S. Jackson has hit the nail on the head with this description of Zwingli’s rise to prominence:
1524 marked the completion of the break with the Old Church as far as Zurich was concerned. The changes were made deliberately and under orders from the City Council. They occasioned no revolt, although they were of the most radical description. It was made to appear that the changes came in consequence of the city authorities’ conviction of their scripturalness, and not because Zwingli had insisted upon them. Nor was a step taken without the approval beforehand of the thoughtful classes.
Zwingli and his fellow Reformers argued before the people the propriety of the changes about to be made. Then when a sufficient time had elapsed a public debate was held in the presence of the City Council, and then the Council ordered the changes. The consequence was the changes were made once for all, were fully comprehended, and gladly assented to.

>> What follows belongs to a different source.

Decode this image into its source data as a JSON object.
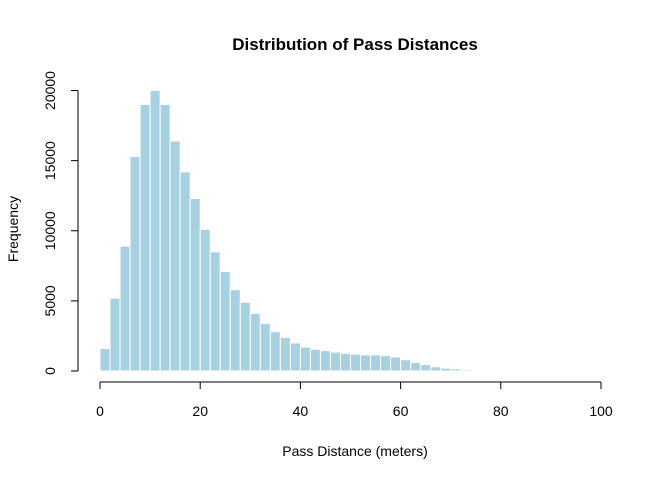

By this course Zwingli proved his title to be called the Prudent Reformer. Granted that it was the clear-sightedness of the prayerful scholar rather than spiritual elevation which gave him the knowledge of the objectionable doctrines and practices of the Old Church, he showed true courage in opposing and removing them; granted that he was totally lacking in Luther’s flaming zeal, he accomplished a much more complete break with Rome; granted that he was no profound thinker like Calvin, he was much more easily comprehended and probably quite as correct. And in personal qualities he was superior to Luther and Calvin.
Men loved Zwingli, and followed him because they loved him. They knew that he spoke the truth in the breadth of a loving heart; that he broke with Rome because he loved the truth more than life, and loathed the whole miserable business of mediæval hair-splitting theology, lying pardons, swindling sacraments, the incubus of a Church which was primarily a huge money-making concern, ruled by a Pope no spiritual man had any respect for and served by a clergy who as a class were low-bred and low-lived, preached by monks whose private histories were unsavoury, and sanctified, forsooth, by nuns who were virgin only in name.
His heart made him protest. It could no longer be borne; the Church was pressing the life out of the poor people and sending them by millions to the bar of God without any knowledge of God’s Word, or any preparation for His service.
Zwingli became a Reformer, THE Reformer, because he loved the Church and despised what Rome had turned it into. He loathed what Rome had done to the Flock, so he did something about it, in a deliberate, measured, sensible, prayerful way.